Они вошли чуть ли не с книксенами, с непринужденностью старых знакомиц, румяные, продрогшие на сыром мартовском ветре, с непременными, конечно же, метелками верб, сплетенных из засушенных цветов и колосьев, с какими-то ягдташами из свиной кожи – ах, простите, не знал – с дивными, подлинными ягдташами по двадцать рубчиков, каких в Москве днем с огнем не сыскать, а тут, нате вам, свободно лежали в охотничьем магазине на набережной – провинция! – он повел девушек в комнату, убрал бумаги, поставил чай, а они по-домашнему оккупировали его тахту, залезли с ногами, разложили покупки и стали обнюхивать, примерять, сравнивать бусы, клипсы, колокольчики, ягдташи – две маленькие обезьянки, две хиппушки, удачно оторвавшие по новой фенечке. Акимову от такого свойского невнимания тоже стало уютно и хорошо, он почувствовал себя филиалом их московской жизни. Девчушки и впрямь были молоденькие: Таня повыше, покостистей, с крупными, породистыми левитскими чертами лица, на котором смешно, как два прожектора, вращались давешние очи подростка, а подружка – подружка махонькая, звонкоголосая, легкая как пушинка и светленькая, Ксюшкины тапочки пришлись ей тип-топ. Акимов с трудом подавил то ли ах, то ли ох, увидев эту ножку тридцать четвертого размера, притом – как бы это переиначить? – ножку не девочки, но дамы, дамочки, с изящной лукой стопы и стройной лодыжкой. Приятная такая оказалась подружка, Акимов таких подружек любил, и звали ее звонко, весело, как козу или куклу: Дуськой.

– Сейчас дочка вернется из школы, будем обедать, – пояснил за чаем Акимов, догадываясь, что гостьи в курсе его одинокого семейного положения. – Дусь, а ты у нас кто – Авдотья, Евдокия?

– Дуська у нас Евдокия Александровна, – ответила Таня. – И фамилия у нее соответствующая: Головина.

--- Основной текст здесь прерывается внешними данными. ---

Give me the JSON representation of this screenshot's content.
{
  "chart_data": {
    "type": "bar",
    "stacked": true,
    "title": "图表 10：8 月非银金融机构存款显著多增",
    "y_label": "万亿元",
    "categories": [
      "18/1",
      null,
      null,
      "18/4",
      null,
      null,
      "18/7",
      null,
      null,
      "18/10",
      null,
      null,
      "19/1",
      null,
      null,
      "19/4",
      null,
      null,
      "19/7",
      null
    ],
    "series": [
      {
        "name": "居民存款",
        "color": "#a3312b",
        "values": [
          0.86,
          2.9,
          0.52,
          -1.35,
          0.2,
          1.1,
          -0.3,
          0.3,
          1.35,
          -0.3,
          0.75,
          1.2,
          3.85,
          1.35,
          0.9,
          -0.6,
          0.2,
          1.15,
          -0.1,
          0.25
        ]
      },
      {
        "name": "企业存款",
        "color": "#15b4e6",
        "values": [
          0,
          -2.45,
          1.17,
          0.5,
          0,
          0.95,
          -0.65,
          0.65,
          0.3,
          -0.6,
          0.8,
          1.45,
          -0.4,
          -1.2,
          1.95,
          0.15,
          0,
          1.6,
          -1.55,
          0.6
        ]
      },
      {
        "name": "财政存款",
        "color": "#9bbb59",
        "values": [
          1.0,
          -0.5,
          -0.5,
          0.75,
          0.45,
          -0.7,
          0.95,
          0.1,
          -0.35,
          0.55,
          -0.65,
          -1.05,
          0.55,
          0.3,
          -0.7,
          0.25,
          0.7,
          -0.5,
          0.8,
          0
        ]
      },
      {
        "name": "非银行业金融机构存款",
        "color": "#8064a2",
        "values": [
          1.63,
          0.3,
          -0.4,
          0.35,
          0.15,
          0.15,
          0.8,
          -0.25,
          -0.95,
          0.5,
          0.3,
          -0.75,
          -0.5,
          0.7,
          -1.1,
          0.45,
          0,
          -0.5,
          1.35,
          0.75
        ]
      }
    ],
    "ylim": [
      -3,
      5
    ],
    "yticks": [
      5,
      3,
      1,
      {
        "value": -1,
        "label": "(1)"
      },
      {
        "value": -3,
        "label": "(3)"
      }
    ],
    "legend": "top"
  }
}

– Блеск, – согласился Акимов, потом из вежливости поинтересовался: – Мадемуазель часом не графских кровей будет?

– Нет, мадемуазель из крестьян будет, из черных, – в тон ему ответила Дуся, но за беспечностью Акимову почудился легкий напряг, и он поспешил переменить тему: возможно, в теперешней Москве к происхождению относились серьезней.

Пока Дуся мылась (Акимов подсуетился и загодя развесил в ванной свежие полотенца – мол, все как у людей), Таня легко переключилась на свойский, доверительный тон, словно они и впрямь были давно знакомы. Дуся, пояснила она, второй год живет в Москве, у Тани, и принята в их семье как своя: их отцы в молодости были большими друзьями. А учится она в садово-парковом техникуме, осваивая романтическую профессию ландшафтного архитектора. Сама Таня поступила в прошлом году на университетский филфак – обычный исход детишек, чьи родители ругались словами «литинститут» и «журналистика».

– Здорово, – заметил Акимов. – Я ведь и сам всю жизнь мечтал быть садовником, – но остался недоволен собой: фраза прозвучала по-снобски, словно он добился в жизни чего-то большего.

Вернулась из школы Ксюшка, оробела, обнаружив незнакомую женщину, и на обыкновенные участливо-взрослые Танины расспросы отвечала зажато, как в школе. Потом, сообразив, что все прилично и без вина, – оживилась. Акимов отправил ее переодеваться, а сам поспешил на кухню, где грел суточные щи и жарил картошку с мясом. Таня, заскучав, пришла к нему покурить, похрустела целлофановой оберткой от «Мальборо», потом сказала:

– Какая у тебя взрослая дочь, Акимов…

– Да я и сам уже взрослый, – заметил Акимов с усмешкой.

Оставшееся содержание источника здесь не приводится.